C’est à la demande de l’éditeur, et devant le succès de ce premier opus, que Jacques Martin va transformer Lefranc en une série à succès, mais il faudra attendre 1959 pour retrouver le sympathique reporter du journal « Le Globe » dans l’Ouragan de Feu. Lefranc y troque d’ailleurs son Aronde pour une Alfa Romeo Giulietta Sprint Veloce… qui n’est autre que celle d’Hergé que Jacques Martin avait croqué. Car depuis 1953, il fait désormais partie des Studios Hergé avec la charge de dessiner notamment les automobiles des albums de Tintin, ainsi que les avions (il laissera ce domaine par la suite à Roger Leloup, qui créera le fabuleux Carreidas 160).
Les décors servent aussi à mettre en scène d’autres automobiles, comme ici dans « L’Ouragan de Feu »Le premier album sur lequel travaillera Martin sera «l’Affaire Tournesol ». Au fil des pages on y découvre une ambiance automobile jamais atteinte chez Tintin : circulation, courses poursuites et queues de poisson, voire même création de voitures imaginaires. Car si Jacques Martin est pointilleux sur les détails (avec une parfaite Lancia Aurelia B20 conduite par un chauffard italien), il n’hésite pas, pour les besoins de l’histoire, à créer de toute pièce une nouvelle voiture. Si la marque n’est pas citée, ce cabriolet jaune dont la calandre s’orne des moustaches du Maréchal Plekszy-Gladz s’inspire de Facel Vega, Chevrolet et Mercedes pour un résultat très réaliste.
En haut, la Lancia Aurelia B20, et en bas le cabriolet Bordure de « l’affaire Tournesol »Dès lors, toutes les voitures des aventures de Tintin seront dessinées par Jacques Martin. D’ailleurs, c’est la lourde charge de travail avec Hergé et la parutions des albums d’Alix qui freinent Lefranc. Il faudra 6 ans pour que « l’Ouragan de Feu » sorte enfin dans le Journal de Tintin… Dans cet album, on peut y voir le souci de l’exactitude qui caractérise Martin, notamment dans le traitement de la Facel-Vega des « méchants ».
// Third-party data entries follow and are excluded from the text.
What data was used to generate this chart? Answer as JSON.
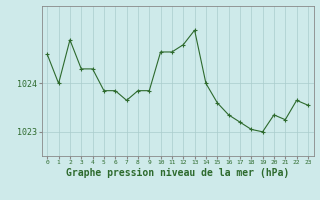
{
  "x": [
    0,
    1,
    2,
    3,
    4,
    5,
    6,
    7,
    8,
    9,
    10,
    11,
    12,
    13,
    14,
    15,
    16,
    17,
    18,
    19,
    20,
    21,
    22,
    23
  ],
  "y": [
    1024.6,
    1024.0,
    1024.9,
    1024.3,
    1024.3,
    1023.85,
    1023.85,
    1023.65,
    1023.85,
    1023.85,
    1024.65,
    1024.65,
    1024.8,
    1025.1,
    1024.0,
    1023.6,
    1023.35,
    1023.2,
    1023.05,
    1023.0,
    1023.35,
    1023.25,
    1023.65,
    1023.55
  ],
  "line_color": "#2d6a2d",
  "marker": "+",
  "marker_size": 3,
  "marker_color": "#2d6a2d",
  "bg_color": "#ceeaea",
  "grid_color": "#aacccc",
  "ylabel_ticks": [
    1023,
    1024
  ],
  "xlabel": "Graphe pression niveau de la mer (hPa)",
  "xlabel_fontsize": 7,
  "tick_label_color": "#2d6a2d",
  "ylim": [
    1022.5,
    1025.6
  ],
  "xlim": [
    -0.5,
    23.5
  ]
}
Avec le « Mystère Borg » paru en 1964, l’automobile conserve son caractère central avec cette première scène dont je vous parlais en début d’article. Là encore, les véhicules sont précis, fidèles à leurs modèles, et saisissant de réalisme en pleine action : on se surprend à serrer les dents au passage de la Jaguar Mk2 sur cette route enneigée. Lorsque « le Repaire du Loup » apparaît en 1970, Jacques Martin ne se contente plus que d’écrire le scénario, laissant le dessin à Bod de Moor et Roger Leloup, mais les bases de Lefranc sont jetées : l’automobile doit y jouer un rôle central que tous les dessinateurs par la suite (notamment Gilles Chaillet, qui reprendra si bien le « style » Martin à son compte) devront respecter. Lefranc va alors, dans les années 70, troquer son Alfa pour un Range Rover bien dans son époque.
Pendant ce temps, Jacques Martin aura participé aux fameux Chromos Hergé, pour une histoire de l’aviation, de l’automobile ou de la Marine que bien des enfants (dont moi) admireront avec plaisir. Jacques Martin s’en donne à cœur joie, particulièrement pour les avions, mais aussi bien sûr pour les automobiles. C’est lui qui dessine chacun des modèles, tandis qu’Hergé s’occupe du personnage, le plus souvent Tintin, dans le costume adéquat. Jacques Martin travaillera jusqu’à la fin avec Hergé, en 1972, puis se consacrera à ses propres activités : Alix, supervision des albums de Lefranc, ou création d’autres séries (Jhen notamment). Atteint d’une maladie lui faisait progressivement perdre la vue, il ne s’occupe plus que des scénarios à partir de 1992, abandonnant le dessin. Il mourra en 2010, à 88 ans, après la publication de près de 120 albums.